1. Introduction
With the explosion of the Internet-of-Things-based data and the widespread use of machine learning (ML) as a cloud-based service, securing private user data during ML inferences has become a pressing concern for cloud-service providers. Fully homomorphic encryption (FHE) is a promising solution for preserving sensitive information in cloud computing because it provides strong defense mechanisms and enables the direct computation on encrypted data (ciphertext) while preserving confidentiality [
1,
2]. However, the requirement for high degrees of security leads to complex parameter settings, resulting in expensive computation on large ciphertext, which limits the practical realization of FHE-based applications. Cloud-side analytics can be resource-intensive and time-consuming, making it necessary to develop cryptographic accelerators to facilitate the deployment of real-world applications. Cryptographic accelerators are designed to reduce the computational overhead of homomorphic functions, thus enabling faster and more efficient computation on encrypted data. The development of such accelerators is crucial to unlock the full potential of FHE-based solutions, make it more accessible to a wider range of users and supporting the secure processing of sensitive data in real-world settings.

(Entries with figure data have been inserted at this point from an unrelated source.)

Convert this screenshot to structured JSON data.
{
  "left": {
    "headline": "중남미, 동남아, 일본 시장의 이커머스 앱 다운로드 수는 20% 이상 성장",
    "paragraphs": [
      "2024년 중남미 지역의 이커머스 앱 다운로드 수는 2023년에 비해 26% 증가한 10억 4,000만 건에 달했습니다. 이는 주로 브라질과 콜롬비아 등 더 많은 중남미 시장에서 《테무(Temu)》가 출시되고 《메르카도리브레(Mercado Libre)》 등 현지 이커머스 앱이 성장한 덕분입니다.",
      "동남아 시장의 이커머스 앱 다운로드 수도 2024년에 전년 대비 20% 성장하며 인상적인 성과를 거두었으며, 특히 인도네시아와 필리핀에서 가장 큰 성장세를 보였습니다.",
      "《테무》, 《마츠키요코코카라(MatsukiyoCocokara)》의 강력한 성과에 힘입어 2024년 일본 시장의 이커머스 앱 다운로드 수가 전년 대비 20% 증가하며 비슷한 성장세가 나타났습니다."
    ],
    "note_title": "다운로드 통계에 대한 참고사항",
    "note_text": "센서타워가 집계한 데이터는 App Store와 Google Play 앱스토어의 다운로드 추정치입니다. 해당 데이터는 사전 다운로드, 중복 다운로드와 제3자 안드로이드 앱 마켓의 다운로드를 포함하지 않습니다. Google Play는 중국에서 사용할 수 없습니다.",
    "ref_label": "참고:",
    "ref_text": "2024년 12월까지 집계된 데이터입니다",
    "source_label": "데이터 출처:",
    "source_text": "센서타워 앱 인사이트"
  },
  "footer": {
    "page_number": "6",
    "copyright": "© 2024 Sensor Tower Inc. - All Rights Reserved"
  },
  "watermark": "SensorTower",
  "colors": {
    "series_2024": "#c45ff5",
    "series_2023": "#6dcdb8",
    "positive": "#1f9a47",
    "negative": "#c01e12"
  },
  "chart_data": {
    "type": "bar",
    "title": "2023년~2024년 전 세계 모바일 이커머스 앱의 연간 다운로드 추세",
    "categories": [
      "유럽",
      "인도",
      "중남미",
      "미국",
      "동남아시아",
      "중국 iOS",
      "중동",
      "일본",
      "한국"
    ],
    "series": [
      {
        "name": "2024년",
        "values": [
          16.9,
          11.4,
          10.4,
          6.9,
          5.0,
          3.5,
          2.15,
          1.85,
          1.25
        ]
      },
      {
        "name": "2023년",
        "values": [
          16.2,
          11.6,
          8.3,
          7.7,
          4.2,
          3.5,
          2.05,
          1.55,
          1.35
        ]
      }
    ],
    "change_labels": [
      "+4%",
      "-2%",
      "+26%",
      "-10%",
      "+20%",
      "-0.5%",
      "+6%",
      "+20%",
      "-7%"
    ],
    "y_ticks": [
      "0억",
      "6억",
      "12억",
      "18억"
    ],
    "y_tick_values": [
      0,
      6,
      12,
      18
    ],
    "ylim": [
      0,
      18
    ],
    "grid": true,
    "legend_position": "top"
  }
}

Figure 1 illustrates an end-to-end FHE-based cryptosystem with primary homomorphic operations performed in the cloud server.
FHE cryptographic protocols typically involve integer- and lattice-based schemes. The most efficient lattice-based schemes rely on the ring learning with errors (RLWE) problem, which provides strong security guarantees and the desired performance [
3]. In RLWE-based FHE protocols, the input messages are encrypted by adding noise, and the generated ciphertexts are composed of two polynomial rings. The growth of noise through homomorphic computations limits the circuit depth, and the selection of FHE parameters must balance the security requirements with computational complexity [
4]. Parameter selection primarily involves polynomial degree
N, and modulo integer
Q with at least 128-bit security is typically required to guard against unpredictable attacks [
5]. To support multiplicative depth,
N increases proportionally. High-circuit-depth FHE schemes inevitably have the drawback of large ciphertexts, which leads to expensive computations, high-bandwidth data movement, and large storage-space requirements.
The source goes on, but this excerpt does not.